I could write about this topic endlessly, but here’s an example that sums this up pretty well: Sometimes, in a 1st offense DUI case, even after having spent separate face-to-face time with my client to prepare him or her for the substance abuse evaluation (I do this in every DUI case I handle, and cannot even begin to understand how any lawyer could not spend at least an hour with the client, prior to the alcohol screening, covering this phase of the case), the probation department will send a written recommendation to the Judge (this is also required by law, and is really the product or result of the whole alcohol assessment test, and is also why I noted above that the relationship between the Judge and the probation department is important) advising that, for some reason or other, the person is “at risk” to develop an alcohol problem, or in some way “identifies with” those characteristics of a drinking problem.

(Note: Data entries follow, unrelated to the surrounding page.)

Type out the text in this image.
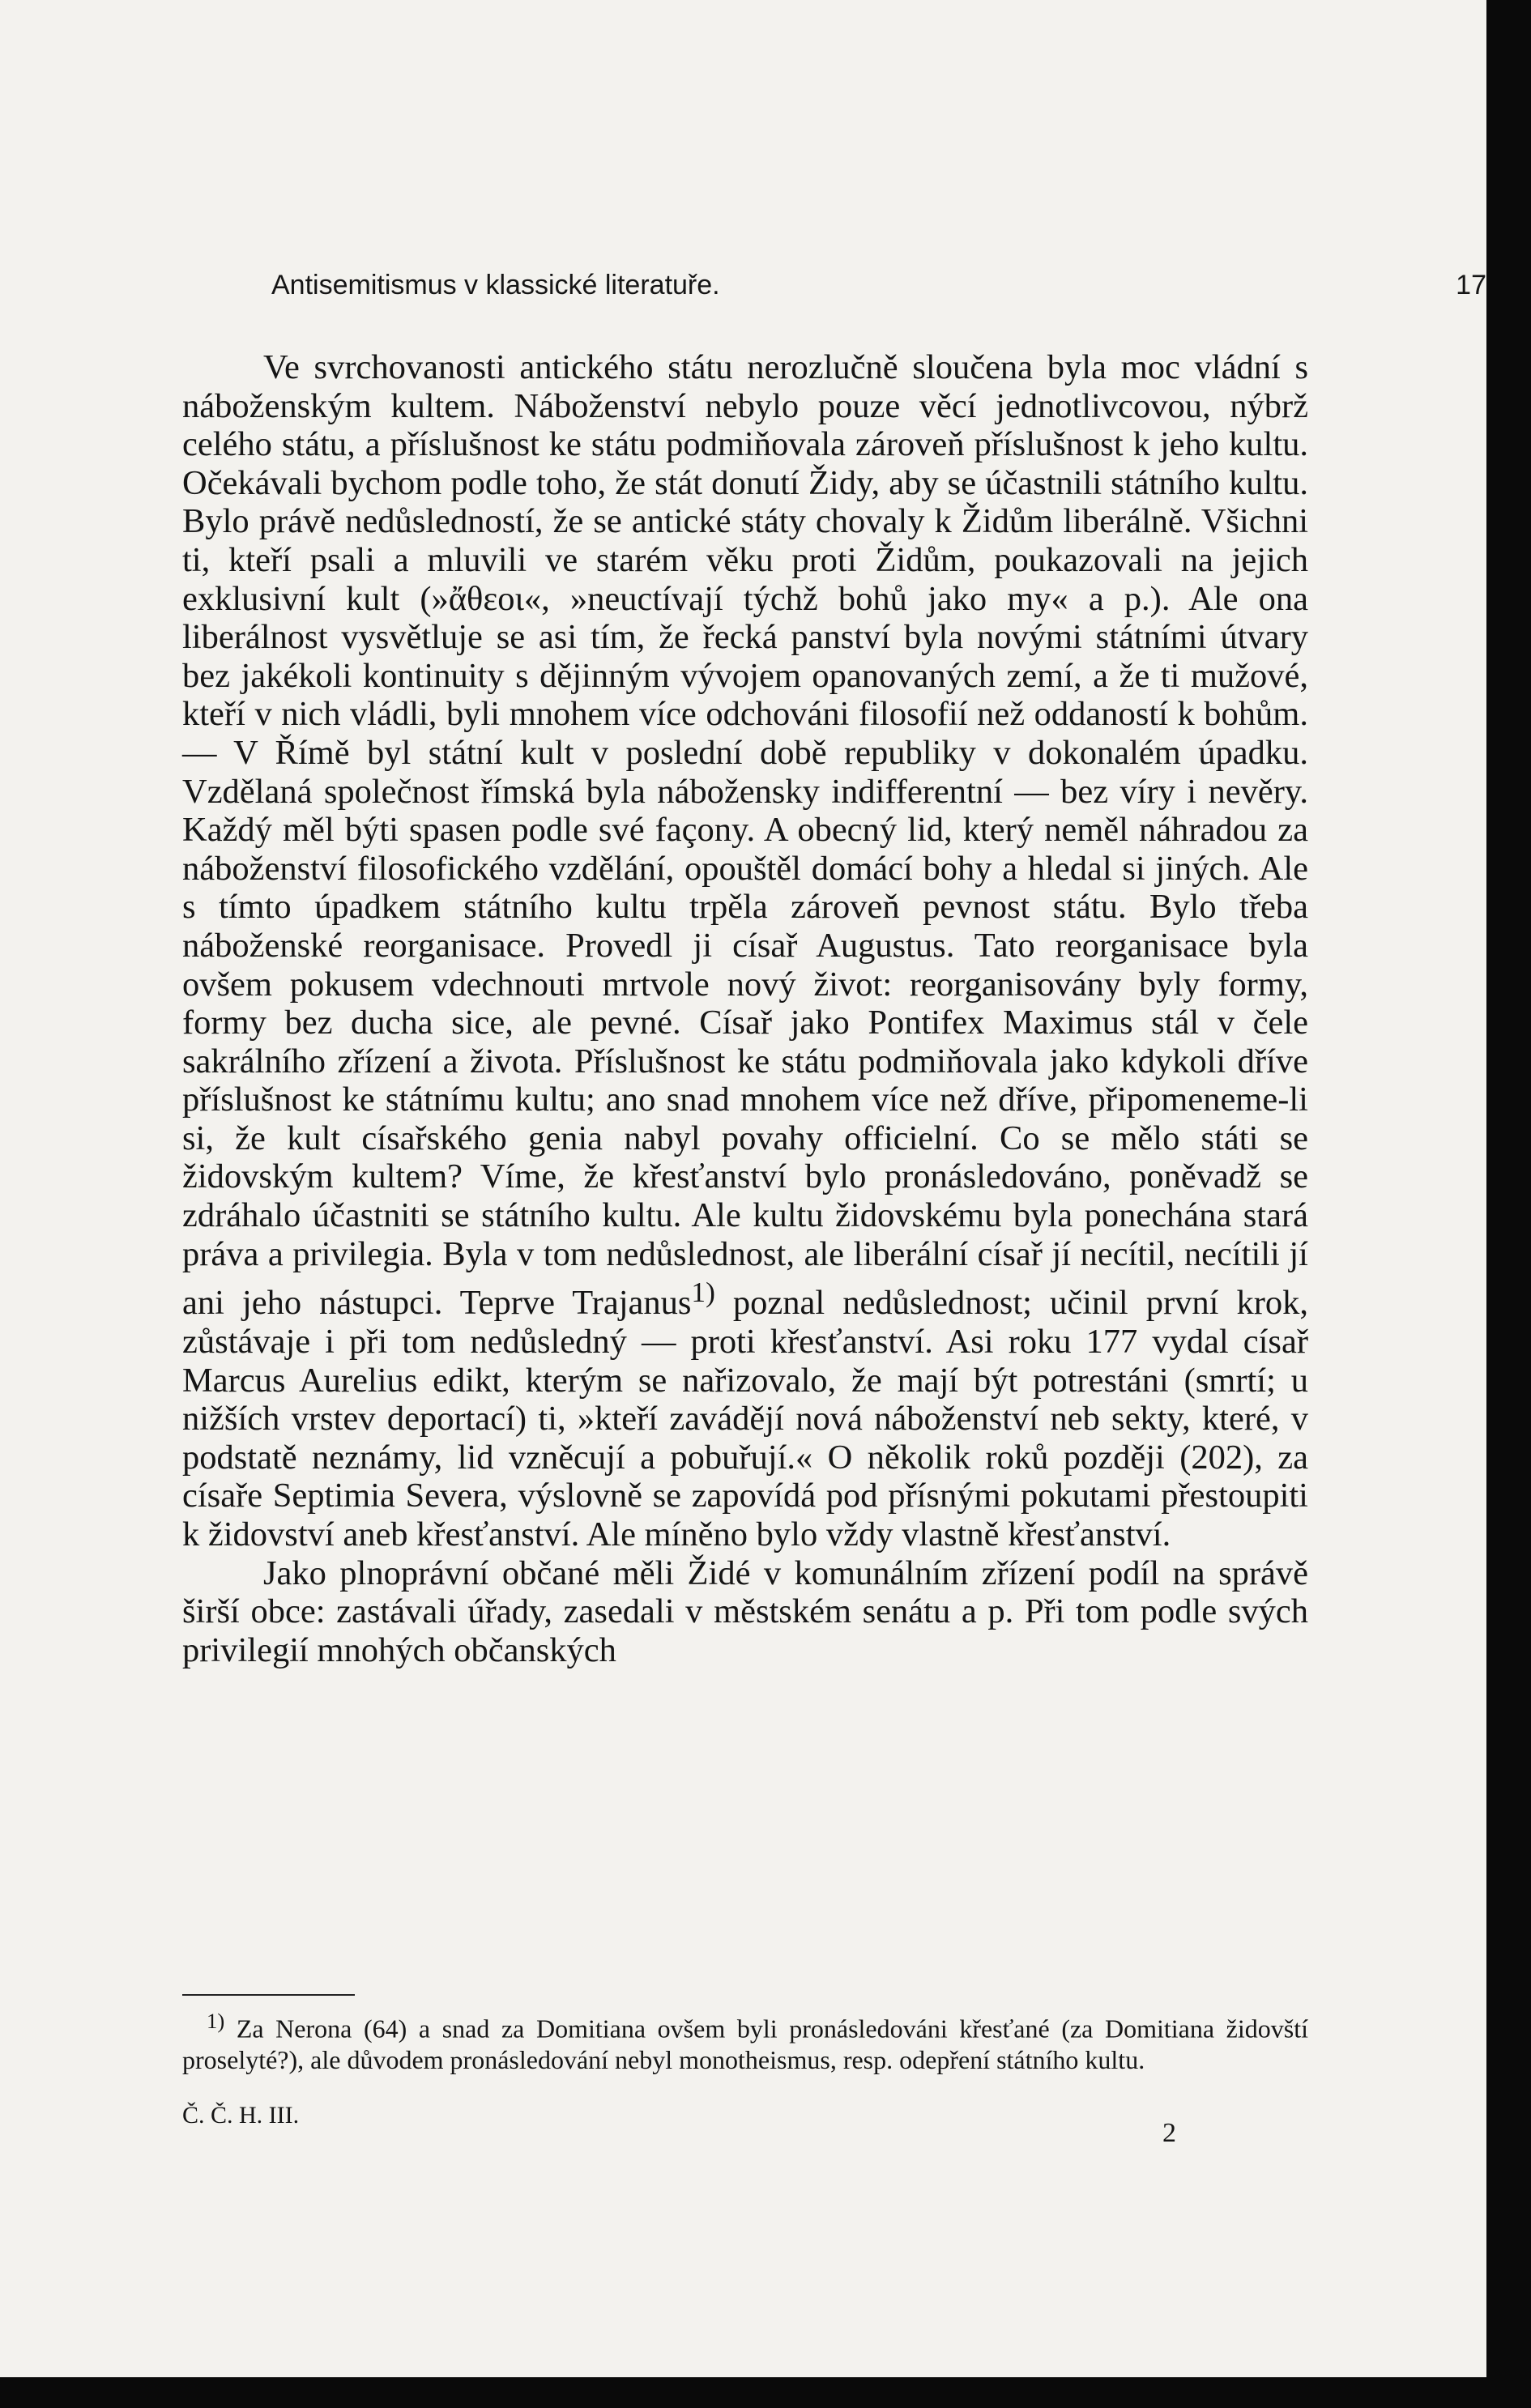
Antisemitismus v klassické literatuře.	17

Ve svrchovanosti antického státu nerozlučně sloučena byla moc vládní s náboženským kultem. Náboženství nebylo pouze věcí jednotlivcovou, nýbrž celého státu, a příslušnost ke státu podmiňovala zároveň příslušnost k jeho kultu. Očekávali bychom podle toho, že stát donutí Židy, aby se účastnili státního kultu. Bylo právě nedůsledností, že se antické státy chovaly k Židům liberálně. Všichni ti, kteří psali a mluvili ve starém věku proti Židům, poukazovali na jejich exklusivní kult (»ἄθεοι«, »neuctívají týchž bohů jako my« a p.). Ale ona liberálnost vysvětluje se asi tím, že řecká panství byla novými státními útvary bez jakékoli kontinuity s dějinným vývojem opanovaných zemí, a že ti mužové, kteří v nich vládli, byli mnohem více odchováni filosofií než oddaností k bohům. — V Římě byl státní kult v poslední době republiky v dokonalém úpadku. Vzdělaná společnost římská byla nábožensky indifferentní — bez víry i nevěry. Každý měl býti spasen podle své façony. A obecný lid, který neměl náhradou za náboženství filosofického vzdělání, opouštěl domácí bohy a hledal si jiných. Ale s tímto úpadkem státního kultu trpěla zároveň pevnost státu. Bylo třeba náboženské reorganisace. Provedl ji císař Augustus. Tato reorganisace byla ovšem pokusem vdechnouti mrtvole nový život: reorganisovány byly formy, formy bez ducha sice, ale pevné. Císař jako Pontifex Maximus stál v čele sakrálního zřízení a života. Příslušnost ke státu podmiňovala jako kdykoli dříve příslušnost ke státnímu kultu; ano snad mnohem více než dříve, připomeneme-li si, že kult císařského genia nabyl povahy officielní. Co se mělo státi se židovským kultem? Víme, že křesťanství bylo pronásledováno, poněvadž se zdráhalo účastniti se státního kultu. Ale kultu židovskému byla ponechána stará práva a privilegia. Byla v tom nedůslednost, ale liberální císař jí necítil, necítili jí ani jeho nástupci. Teprve Trajanus$^{1)}$ poznal nedůslednost; učinil první krok, zůstávaje i při tom nedůsledný — proti křesťanství. Asi roku 177 vydal císař Marcus Aurelius edikt, kterým se nařizovalo, že mají být potrestáni (smrtí; u nižších vrstev deportací) ti, »kteří zavádějí nová náboženství neb sekty, které, v podstatě neznámy, lid vzněcují a pobuřují.« O několik roků později (202), za císaře Septimia Severa, výslovně se zapovídá pod přísnými pokutami přestoupiti k židovství aneb křesťanství. Ale míněno bylo vždy vlastně křesťanství.

Jako plnoprávní občané měli Židé v komunálním zřízení podíl na správě širší obce: zastávali úřady, zasedali v městském senátu a p. Při tom podle svých privilegií mnohých občanských

$^{1)}$ Za Nerona (64) a snad za Domitiana ovšem byli pronásledováni křesťané (za Domitiana židovští proselyté?), ale důvodem pronásledování nebyl monotheismus, resp. odepření státního kultu.

Č. Č. H. III.
2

I stop that stuff dead in its tracks., because it’s dead wrong. There is no clinical assessment that takes into account a person’s BAC at the time of arrest as a criterion for assessing an alcohol problem. Nor is there any clinical diagnosis of being “at risk” to develop and alcohol problem, or that a person otherwise “identifies with” those characteristics of problem drinking. Clinically speaking, either you have a drinking problem, or you don’t. It’s like cancer; you may smoke, and otherwise be increasing your risk to get it someday, but at any point in time, you’ve either got it, or not. Yet this is also the stuff that gets bandied about in court everyday, and has become so commonplace that it’s accepted. Unless you have a relatively solid clinical education, you don’t know any better. Those “patterns” that a probation officer sees regularly begin to get superimposed on everyone facing a DUI. This is unfortunate, and really should be warning against generalization. As much as almost all serial killers are men, most men are not serial killers. Patterns, in that sense, may at times prove to be useful frameworks, but they are not absolutes that should constrict how we see the world.
This is when I can stand up and point out to the court that my client does NOT meet any clinical criterion for a problem, and that the probation department’s suggestion that a person is somehow “at risk” or otherwise “identifies with” a drinking problem falls way outside of what has clearly been established as defining or marking out the problematic use of alcohol. This is also exactly where anyone without formal addictions training is lost. In that sense, just being a lawyer, and even being a first rate DUI lawyer, isn’t good enough.
A DUI case is unfortunate enough. The last thing anyone needs is to face a DUI and then wind up being perceived and/or treated as though the drunk driving charge is some kind of sign of an underlying drinking problem. I won’t let that happen. When a DUI charge is nothing more than an isolated mistake in judgment, I will make sure it doesn’t get blown out of proportion.